In humans, multiple doses of activated charcoal are recommended only for specific toxicities: carbamazepine, dapsone, phenobarbital, quinine, and theophylline.
Many dogs are indiscriminate and will eat the charcoal if it is offered, Dr. Koenigshof said. It can also be mixed with pet food or baby food. “Alternatively, we can syringe-feed it to them,” she said, “using caution and doing it slowly so they don’t aspirate.” Very few cats will eat activated charcoal, and it can be difficult to syringe-feed them, so an alternative is to give it via a nasogastric tube. Tube placement should be confirmed radiographically.
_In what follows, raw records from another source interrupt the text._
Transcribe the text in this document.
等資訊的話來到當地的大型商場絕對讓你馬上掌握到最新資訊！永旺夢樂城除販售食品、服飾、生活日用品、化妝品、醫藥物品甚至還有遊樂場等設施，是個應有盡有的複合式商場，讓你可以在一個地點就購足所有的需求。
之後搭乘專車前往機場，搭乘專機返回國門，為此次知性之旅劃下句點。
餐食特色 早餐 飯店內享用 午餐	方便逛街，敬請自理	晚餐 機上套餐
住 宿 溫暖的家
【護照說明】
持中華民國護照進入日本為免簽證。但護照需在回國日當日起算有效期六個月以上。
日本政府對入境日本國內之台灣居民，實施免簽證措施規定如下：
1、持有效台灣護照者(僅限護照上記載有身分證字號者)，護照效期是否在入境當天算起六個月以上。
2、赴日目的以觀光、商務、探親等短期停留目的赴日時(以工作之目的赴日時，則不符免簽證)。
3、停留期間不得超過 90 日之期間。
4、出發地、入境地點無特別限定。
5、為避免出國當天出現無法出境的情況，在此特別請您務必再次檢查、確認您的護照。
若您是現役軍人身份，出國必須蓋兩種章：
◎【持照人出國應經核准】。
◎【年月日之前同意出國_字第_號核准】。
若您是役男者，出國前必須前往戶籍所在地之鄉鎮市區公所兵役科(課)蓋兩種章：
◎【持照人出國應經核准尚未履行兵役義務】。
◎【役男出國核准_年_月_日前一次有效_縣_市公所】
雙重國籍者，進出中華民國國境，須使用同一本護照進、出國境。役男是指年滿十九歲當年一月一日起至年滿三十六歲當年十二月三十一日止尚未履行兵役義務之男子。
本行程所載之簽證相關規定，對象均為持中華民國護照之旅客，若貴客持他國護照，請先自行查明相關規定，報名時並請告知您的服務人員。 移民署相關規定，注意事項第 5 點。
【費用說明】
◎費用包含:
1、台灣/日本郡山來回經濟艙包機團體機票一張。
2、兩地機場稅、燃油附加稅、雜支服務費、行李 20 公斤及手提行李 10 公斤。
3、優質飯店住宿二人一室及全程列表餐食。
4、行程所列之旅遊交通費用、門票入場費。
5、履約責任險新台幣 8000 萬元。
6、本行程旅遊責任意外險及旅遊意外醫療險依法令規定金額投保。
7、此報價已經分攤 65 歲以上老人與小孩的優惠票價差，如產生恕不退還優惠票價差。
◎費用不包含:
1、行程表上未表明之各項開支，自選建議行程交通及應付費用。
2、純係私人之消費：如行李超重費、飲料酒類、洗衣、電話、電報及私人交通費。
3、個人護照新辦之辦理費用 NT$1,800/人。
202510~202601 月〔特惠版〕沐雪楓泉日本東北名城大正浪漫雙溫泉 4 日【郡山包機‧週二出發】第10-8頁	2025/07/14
Cathartics, typically sorbitol, are sometimes administered with activated charcoal. Cathartics are thought to decrease GI transit time by drawing water into the GI tract. There are risks with any cathartic, however, Dr. Koenigshof warned. “With multiple doses, we can get hypernatremia and an increased risk for excessive vomiting.” She also noted that abdominal discomfort has been reported in people given cathartics, and there is debate about whether cathartics inhibit binding of the substance to the charcoal. “We do know that cathartics alone are ineffective,” she said. “Therefore, if cathartics are used, they should be given only with the first dose of activated charcoal.”
Lipid Rescue
One of the newest therapies for toxin ingestion is intravenous lipid emulsion, or lipid rescue, which is simply the intravenous administration of lipids. “These are the same lipids you would mix with amino acids and glucose for parenteral nutrition,” Dr. Koenigshof said. Intravenous lipids are thought to work as a “lipid sink” for lipophilic drug toxicosis, and they improve myocardial performance in 2 ways. First, they reverse cardiac dysfunction caused by the toxicant, and they offer direct benefits on the myocardium by providing free fatty acids, increasing intracellular calcium, and causing vasoconstriction.
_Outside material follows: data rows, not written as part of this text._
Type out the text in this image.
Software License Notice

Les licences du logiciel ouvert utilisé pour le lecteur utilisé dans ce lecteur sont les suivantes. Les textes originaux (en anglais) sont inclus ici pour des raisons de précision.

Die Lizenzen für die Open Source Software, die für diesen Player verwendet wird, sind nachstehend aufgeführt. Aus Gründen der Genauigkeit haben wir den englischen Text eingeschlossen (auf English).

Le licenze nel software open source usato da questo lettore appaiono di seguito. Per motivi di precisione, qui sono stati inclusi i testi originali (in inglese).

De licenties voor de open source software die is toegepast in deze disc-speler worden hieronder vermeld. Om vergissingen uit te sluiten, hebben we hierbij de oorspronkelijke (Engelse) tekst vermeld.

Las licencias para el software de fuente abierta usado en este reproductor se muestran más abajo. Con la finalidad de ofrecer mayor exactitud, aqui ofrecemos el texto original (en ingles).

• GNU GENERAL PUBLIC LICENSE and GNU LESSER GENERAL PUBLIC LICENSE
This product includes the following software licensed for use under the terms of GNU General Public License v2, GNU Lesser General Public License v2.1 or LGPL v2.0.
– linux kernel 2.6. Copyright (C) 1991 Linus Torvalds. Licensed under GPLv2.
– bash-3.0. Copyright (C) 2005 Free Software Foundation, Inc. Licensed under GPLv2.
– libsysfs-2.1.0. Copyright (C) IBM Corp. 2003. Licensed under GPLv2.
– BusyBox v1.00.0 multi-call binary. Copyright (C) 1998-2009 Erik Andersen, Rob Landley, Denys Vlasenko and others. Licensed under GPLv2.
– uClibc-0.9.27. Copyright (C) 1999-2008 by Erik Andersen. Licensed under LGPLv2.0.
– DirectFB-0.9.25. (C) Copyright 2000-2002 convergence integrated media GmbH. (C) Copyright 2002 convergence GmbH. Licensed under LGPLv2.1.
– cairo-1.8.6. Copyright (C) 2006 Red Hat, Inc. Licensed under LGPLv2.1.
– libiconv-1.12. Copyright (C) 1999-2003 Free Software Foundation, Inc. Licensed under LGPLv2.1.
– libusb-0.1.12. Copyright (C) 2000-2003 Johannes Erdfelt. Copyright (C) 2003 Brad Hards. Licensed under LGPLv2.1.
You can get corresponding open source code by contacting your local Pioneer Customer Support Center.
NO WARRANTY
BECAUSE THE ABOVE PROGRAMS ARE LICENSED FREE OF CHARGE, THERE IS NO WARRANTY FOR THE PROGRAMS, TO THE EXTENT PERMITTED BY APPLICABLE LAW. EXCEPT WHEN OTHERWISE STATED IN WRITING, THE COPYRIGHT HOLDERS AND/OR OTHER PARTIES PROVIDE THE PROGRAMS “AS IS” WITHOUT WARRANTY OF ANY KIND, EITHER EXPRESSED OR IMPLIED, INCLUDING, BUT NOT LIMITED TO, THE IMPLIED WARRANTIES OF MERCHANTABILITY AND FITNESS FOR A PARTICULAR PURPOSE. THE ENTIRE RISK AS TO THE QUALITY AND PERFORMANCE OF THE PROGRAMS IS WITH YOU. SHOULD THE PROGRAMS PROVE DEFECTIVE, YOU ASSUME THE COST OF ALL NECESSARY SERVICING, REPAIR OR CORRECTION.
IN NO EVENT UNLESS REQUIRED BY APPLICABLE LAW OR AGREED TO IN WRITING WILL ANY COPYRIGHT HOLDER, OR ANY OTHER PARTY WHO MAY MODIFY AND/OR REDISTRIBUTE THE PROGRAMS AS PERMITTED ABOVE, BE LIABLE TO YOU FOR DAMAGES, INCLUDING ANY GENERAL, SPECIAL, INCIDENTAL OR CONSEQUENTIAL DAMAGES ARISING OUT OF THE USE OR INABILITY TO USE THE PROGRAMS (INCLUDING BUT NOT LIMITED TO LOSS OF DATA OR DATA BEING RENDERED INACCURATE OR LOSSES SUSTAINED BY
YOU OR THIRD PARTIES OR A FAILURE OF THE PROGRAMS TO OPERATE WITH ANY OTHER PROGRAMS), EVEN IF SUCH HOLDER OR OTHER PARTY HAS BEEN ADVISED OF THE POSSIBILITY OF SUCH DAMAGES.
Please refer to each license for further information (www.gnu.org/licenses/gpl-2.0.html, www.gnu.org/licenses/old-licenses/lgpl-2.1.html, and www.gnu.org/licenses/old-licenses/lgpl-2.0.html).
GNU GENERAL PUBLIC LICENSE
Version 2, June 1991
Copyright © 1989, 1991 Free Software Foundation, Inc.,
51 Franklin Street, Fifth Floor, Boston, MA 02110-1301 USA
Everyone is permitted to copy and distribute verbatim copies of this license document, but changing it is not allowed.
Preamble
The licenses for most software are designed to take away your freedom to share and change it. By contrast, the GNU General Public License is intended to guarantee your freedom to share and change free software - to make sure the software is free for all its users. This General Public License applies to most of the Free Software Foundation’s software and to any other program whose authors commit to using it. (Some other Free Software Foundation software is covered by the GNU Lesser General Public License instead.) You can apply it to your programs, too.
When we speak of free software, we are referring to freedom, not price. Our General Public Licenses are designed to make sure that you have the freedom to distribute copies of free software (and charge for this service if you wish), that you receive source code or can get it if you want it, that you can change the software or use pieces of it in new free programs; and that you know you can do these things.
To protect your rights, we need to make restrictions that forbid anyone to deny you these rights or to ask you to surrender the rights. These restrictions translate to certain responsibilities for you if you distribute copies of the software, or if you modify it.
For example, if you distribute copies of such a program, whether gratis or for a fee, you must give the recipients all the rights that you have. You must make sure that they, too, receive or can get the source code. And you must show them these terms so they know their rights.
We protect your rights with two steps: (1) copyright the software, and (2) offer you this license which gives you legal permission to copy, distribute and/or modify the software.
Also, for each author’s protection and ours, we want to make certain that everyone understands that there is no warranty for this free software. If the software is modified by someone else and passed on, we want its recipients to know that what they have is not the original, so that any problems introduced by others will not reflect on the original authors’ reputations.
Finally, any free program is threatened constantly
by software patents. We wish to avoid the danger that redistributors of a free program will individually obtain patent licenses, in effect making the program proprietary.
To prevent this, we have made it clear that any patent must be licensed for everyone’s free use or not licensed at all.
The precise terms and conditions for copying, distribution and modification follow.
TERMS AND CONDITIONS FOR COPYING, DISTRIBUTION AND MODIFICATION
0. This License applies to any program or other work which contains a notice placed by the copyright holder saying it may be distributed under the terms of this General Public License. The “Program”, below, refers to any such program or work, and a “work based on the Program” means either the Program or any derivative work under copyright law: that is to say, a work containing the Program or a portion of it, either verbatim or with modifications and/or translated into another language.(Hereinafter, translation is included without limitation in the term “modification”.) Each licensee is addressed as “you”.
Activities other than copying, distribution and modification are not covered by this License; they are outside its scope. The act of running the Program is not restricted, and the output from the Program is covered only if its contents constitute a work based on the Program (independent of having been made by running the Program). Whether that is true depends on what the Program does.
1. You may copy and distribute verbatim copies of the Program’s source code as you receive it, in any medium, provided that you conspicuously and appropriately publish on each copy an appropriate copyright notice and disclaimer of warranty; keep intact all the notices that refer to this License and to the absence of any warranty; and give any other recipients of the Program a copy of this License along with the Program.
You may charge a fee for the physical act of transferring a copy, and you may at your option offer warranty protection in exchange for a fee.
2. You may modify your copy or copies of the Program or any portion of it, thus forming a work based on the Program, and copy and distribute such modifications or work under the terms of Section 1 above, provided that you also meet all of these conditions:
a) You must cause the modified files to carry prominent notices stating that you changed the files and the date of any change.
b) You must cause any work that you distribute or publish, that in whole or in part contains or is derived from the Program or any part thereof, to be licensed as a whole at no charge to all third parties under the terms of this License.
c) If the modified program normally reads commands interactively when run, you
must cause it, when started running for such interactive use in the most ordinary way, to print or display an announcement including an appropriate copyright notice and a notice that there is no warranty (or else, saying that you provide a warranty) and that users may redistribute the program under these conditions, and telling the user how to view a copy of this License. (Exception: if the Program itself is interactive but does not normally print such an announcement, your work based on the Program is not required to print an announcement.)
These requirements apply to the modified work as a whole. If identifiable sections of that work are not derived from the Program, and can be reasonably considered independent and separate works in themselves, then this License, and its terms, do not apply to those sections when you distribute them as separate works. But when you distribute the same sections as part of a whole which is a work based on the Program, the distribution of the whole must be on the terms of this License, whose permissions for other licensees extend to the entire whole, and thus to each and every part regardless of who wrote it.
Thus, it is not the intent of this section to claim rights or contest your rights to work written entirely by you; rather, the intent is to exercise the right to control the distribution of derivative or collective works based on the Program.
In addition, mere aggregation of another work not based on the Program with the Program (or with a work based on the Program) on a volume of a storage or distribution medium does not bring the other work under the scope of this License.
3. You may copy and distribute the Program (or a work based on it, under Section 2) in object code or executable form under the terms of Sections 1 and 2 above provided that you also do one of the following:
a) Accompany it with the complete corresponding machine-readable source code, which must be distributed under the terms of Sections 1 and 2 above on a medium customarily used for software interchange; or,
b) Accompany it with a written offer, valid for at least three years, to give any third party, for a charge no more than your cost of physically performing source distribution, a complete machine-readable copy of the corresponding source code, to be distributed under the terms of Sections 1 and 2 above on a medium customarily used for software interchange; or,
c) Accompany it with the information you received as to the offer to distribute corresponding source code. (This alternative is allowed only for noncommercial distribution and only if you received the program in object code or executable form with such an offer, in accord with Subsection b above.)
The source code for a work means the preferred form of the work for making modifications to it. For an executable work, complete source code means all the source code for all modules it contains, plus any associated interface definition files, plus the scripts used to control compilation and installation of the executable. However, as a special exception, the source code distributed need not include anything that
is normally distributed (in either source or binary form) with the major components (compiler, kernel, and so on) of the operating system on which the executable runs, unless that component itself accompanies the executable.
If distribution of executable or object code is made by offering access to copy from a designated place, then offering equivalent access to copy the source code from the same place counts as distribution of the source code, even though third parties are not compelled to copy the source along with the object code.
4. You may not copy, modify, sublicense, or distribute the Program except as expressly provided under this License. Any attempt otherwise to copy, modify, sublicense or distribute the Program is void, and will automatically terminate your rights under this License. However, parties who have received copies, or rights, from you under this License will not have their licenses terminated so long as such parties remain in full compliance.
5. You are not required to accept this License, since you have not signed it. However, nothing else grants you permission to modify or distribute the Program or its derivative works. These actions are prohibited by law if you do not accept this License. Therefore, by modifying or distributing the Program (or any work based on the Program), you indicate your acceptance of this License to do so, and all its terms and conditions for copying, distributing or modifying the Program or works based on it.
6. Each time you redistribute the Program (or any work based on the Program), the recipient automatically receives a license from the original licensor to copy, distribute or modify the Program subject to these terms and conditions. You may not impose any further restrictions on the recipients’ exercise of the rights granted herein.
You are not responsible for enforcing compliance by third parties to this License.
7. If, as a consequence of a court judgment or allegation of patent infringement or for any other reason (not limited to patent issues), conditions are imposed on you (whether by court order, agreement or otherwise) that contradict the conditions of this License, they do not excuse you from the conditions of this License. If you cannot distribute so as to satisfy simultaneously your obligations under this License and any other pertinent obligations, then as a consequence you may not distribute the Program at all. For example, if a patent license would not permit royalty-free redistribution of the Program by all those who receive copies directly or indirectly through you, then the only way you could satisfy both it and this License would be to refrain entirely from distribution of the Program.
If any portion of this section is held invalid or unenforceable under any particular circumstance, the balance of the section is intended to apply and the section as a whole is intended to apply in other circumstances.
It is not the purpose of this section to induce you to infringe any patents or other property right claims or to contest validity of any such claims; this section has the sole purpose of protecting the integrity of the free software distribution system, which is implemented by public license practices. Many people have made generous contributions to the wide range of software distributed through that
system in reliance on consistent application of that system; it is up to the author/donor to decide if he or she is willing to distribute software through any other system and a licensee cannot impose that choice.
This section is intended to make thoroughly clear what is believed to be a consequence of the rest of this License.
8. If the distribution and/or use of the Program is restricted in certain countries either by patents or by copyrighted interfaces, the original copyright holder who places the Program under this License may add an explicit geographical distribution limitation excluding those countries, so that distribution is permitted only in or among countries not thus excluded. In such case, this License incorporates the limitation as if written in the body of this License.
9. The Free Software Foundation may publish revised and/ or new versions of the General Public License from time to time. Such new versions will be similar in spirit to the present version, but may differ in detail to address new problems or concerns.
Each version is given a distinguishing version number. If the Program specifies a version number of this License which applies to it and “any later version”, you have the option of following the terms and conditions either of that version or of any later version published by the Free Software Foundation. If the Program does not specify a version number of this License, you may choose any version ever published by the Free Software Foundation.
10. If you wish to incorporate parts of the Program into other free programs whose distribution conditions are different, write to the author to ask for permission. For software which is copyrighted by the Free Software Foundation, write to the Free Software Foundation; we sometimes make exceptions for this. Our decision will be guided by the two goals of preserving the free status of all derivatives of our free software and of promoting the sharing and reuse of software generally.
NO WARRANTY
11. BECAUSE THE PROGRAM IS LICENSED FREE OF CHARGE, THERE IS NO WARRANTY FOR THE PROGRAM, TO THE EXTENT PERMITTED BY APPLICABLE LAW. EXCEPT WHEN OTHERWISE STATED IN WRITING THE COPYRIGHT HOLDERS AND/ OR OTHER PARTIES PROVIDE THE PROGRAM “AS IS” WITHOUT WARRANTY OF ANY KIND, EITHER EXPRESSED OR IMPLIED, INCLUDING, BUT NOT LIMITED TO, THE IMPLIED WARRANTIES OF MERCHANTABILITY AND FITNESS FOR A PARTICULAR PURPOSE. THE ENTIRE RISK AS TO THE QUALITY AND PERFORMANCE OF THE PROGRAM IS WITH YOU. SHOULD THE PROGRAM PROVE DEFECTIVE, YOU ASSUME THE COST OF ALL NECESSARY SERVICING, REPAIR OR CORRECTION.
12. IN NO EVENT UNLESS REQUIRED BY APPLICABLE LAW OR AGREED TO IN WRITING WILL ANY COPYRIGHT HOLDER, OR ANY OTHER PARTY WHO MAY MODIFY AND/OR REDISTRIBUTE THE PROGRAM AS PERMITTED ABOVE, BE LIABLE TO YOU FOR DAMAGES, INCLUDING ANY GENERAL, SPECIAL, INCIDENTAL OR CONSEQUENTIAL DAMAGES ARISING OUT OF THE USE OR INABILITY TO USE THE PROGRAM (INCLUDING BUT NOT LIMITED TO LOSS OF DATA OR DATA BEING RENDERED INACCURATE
The first use of lipid rescue in human medicine was for local anesthetic toxicity. It is used clinically in veterinary medicine for avermectin and milbemycin overdoses in sensitive breeds. Case reports have shown that it potentially decreases clinical signs and shortens the course of disease in these patients.4-6 Dosing, adopted from human medicine, is a small bolus followed by a constant-rate infusion over 30 to 60 minutes.
Overall, lipid rescue is quite safe, Dr. Koenigshof said, but there are some risks. “The lipid can become contaminated with bacteria,” she said, “so it must be used within 24 hours because it’s an excellent medium for growing bacteria.” Other risks include anaphylactoid reactions and fat overload syndrome, which can cause fat emboli, hyperlipidemia, splenic/liver enlargement, icterus/hemolysis, thrombocytopenia, and increased clotting times.
Dr. Koenigshof recommends going to standard therapy first except in cases of local anesthetic toxicity, where lipid emulsion is now the standard. “If standard therapy is not working,” she advised, “consider lipid emulsion for drugs that are lipophilic.”